I’ve enjoyed my time tramping through the woods avoiding poison ivy, canoeing, generally doing lots of outdoor crafts and, of course, eating and cooking food, but if I wasn’t with the Girl Scouts I wouldn’t be there at all. With such an ambivalent attitude to camping you’d think I would be the one jumping on the gourmet camping bandwagon; making food less outdoorsy, more homelike. Not so. I actually have a more backpacking mentality when it comes to group food; less is better. Unfortunately, most other leaders have a different concept of food in the woods.

My life with Girl Scouts began about the time elaborate wooden camp boxes were on the way out. I saw a few with neatly labeled shelves for the supplies. Sure, the boxes were organized but they were heavy. Through the years, most leaders have turned to plastic totes for carrying the supplies into camp. As a “less is more” fan, this works for me.

Granted, I can understand the pride a Brownie has cooking her own breakfast on the top of a #10 can. As the adult who rounded up the cans, punched the holes for ventilation and made sure there were enough tuna or cat food cans to put the fuel in, I can honestly say “once was enough.”
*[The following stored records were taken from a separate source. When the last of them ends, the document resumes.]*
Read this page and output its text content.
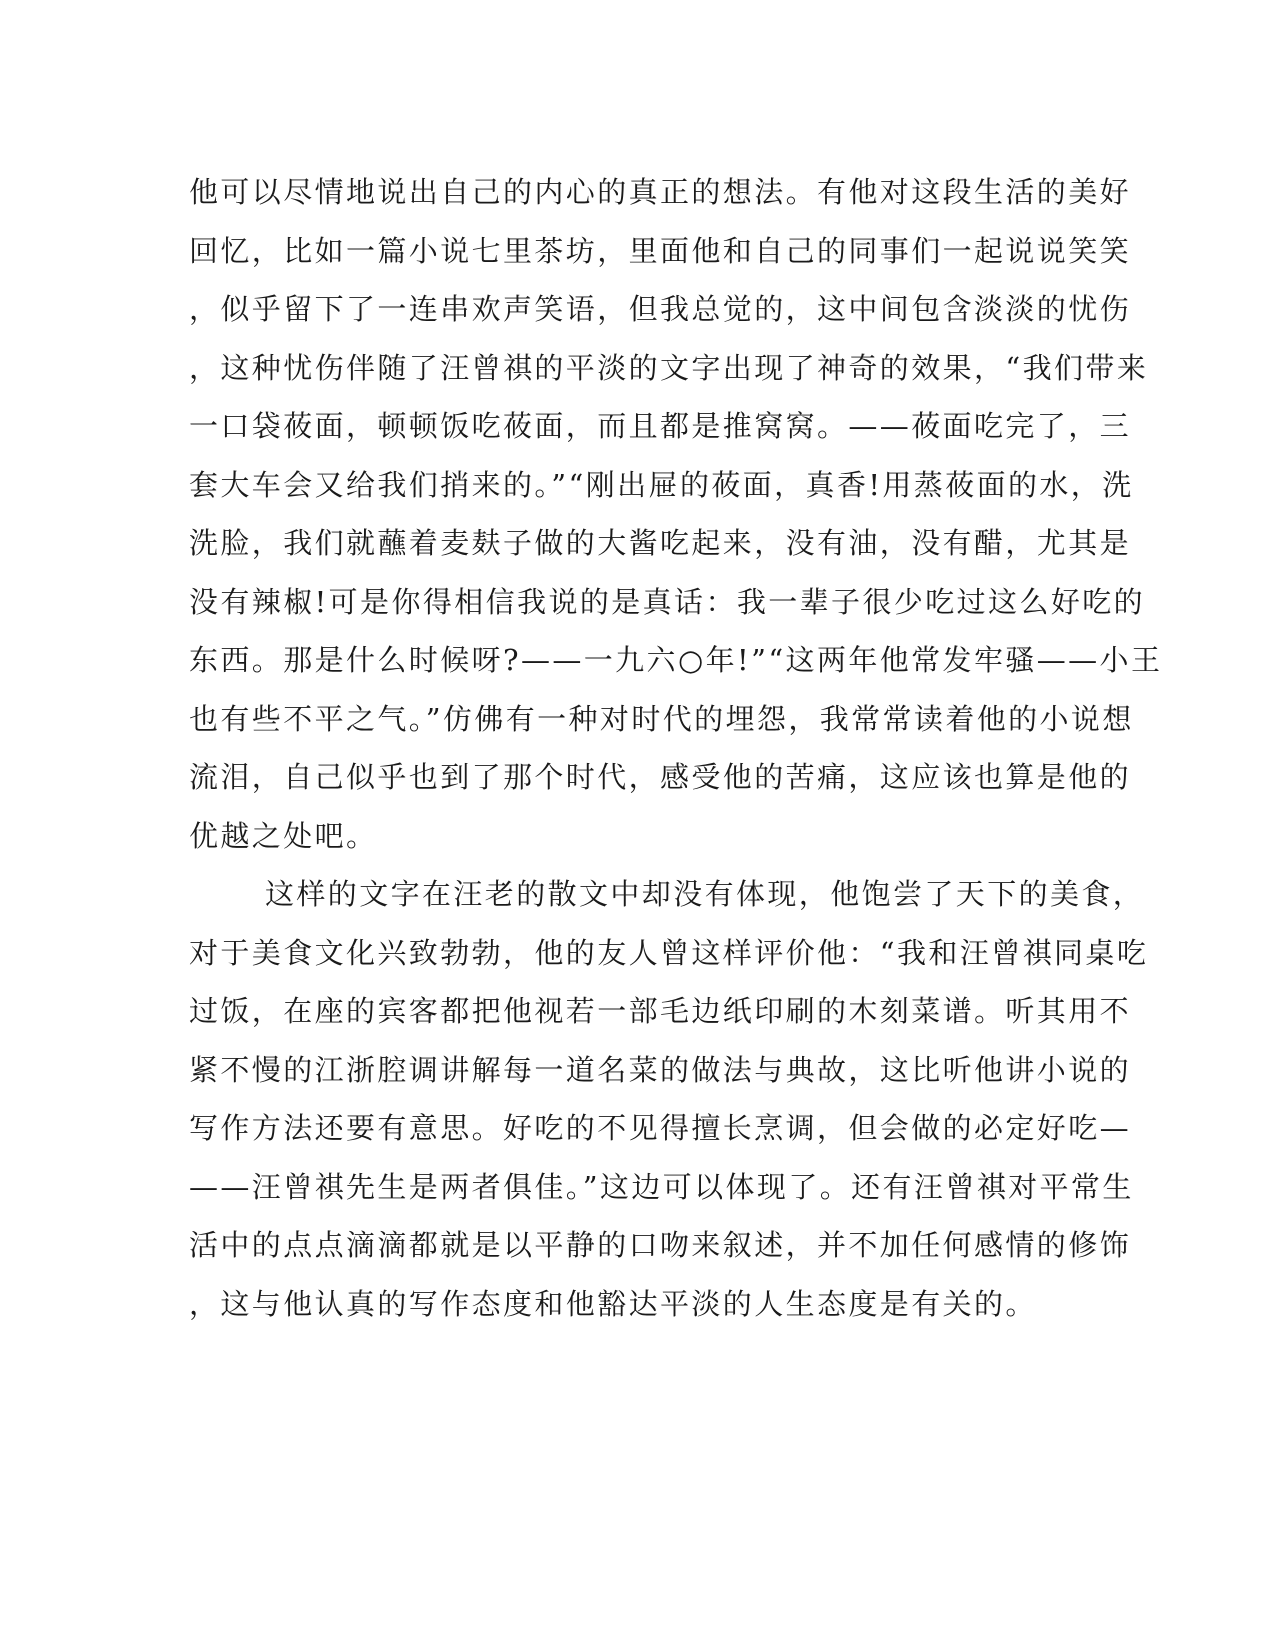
他可以尽情地说出自己的内心的真正的想法。有他对这段生活的美好
回忆，比如一篇小说七里茶坊，里面他和自己的同事们一起说说笑笑
，似乎留下了一连串欢声笑语，但我总觉的，这中间包含淡淡的忧伤
，这种忧伤伴随了汪曾祺的平淡的文字出现了神奇的效果，“我们带来
一口袋莜面，顿顿饭吃莜面，而且都是推窝窝。——莜面吃完了，三
套大车会又给我们捎来的。”“刚出屉的莜面，真香!用蒸莜面的水，洗
洗脸，我们就蘸着麦麸子做的大酱吃起来，没有油，没有醋，尤其是
没有辣椒!可是你得相信我说的是真话：我一辈子很少吃过这么好吃的
东西。那是什么时候呀?——一九六○年!”“这两年他常发牢骚——小王
也有些不平之气。”仿佛有一种对时代的埋怨，我常常读着他的小说想
流泪，自己似乎也到了那个时代，感受他的苦痛，这应该也算是他的
优越之处吧。
这样的文字在汪老的散文中却没有体现，他饱尝了天下的美食，
对于美食文化兴致勃勃，他的友人曾这样评价他：“我和汪曾祺同桌吃
过饭，在座的宾客都把他视若一部毛边纸印刷的木刻菜谱。听其用不
紧不慢的江浙腔调讲解每一道名菜的做法与典故，这比听他讲小说的
写作方法还要有意思。好吃的不见得擅长烹调，但会做的必定好吃—
——汪曾祺先生是两者俱佳。”这边可以体现了。还有汪曾祺对平常生
活中的点点滴滴都就是以平静的口吻来叙述，并不加任何感情的修饰
，这与他认真的写作态度和他豁达平淡的人生态度是有关的。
Food, like most activities in Girl Scouts, is about progression. Take Silver Turtles, a campfire staple. As a leader, what I remember is that if the leaders had already sliced up the potatoes and gotten the meat into a reasonable portion size, a Brownie could quickly pile on the chosen ingredients before an adult made sure the sides were folded tight. Then another adult placed the aluminum packet on the coals and removed it when done. In their minds, the girls had cooked the entire meal. They were happy and proud campfire cooks. It got easier as the girls got older and could do their own peeling, slicing and cutting. They also got more creative with their foil wrapping. Swans would paddle onto the fire. Fish shapes swam into the heat. Perhaps a triangle or trapezoid would identify whose food it was.

If it was left up to me, we would have arrived with a large cast iron skillet, and every meal would have been cooked in that one pan – with the exception of dessert, which would be a 3-ingredient cobbler in a cast iron Dutch oven. Yes, there would be s’mores, but technically s’mores aren’t dessert. S’mores are a neccesity, every night.

One trip, a particularly creative leader came prepared with oranges for everyone. The tops had to be sliced off, the middle scooped out and added to a dry muffin mix. Everything was then spooned back into the orange, wrapped in foil and placed on the glowing embers. A lot of work, especially considering only one person actually ate the resulting breakfast (it wasn’t me).

Girl Scouts have been proud campers since 1912. I’m glad I got a chance to be part of the movement, and I hope they continue cooking for another 100 years.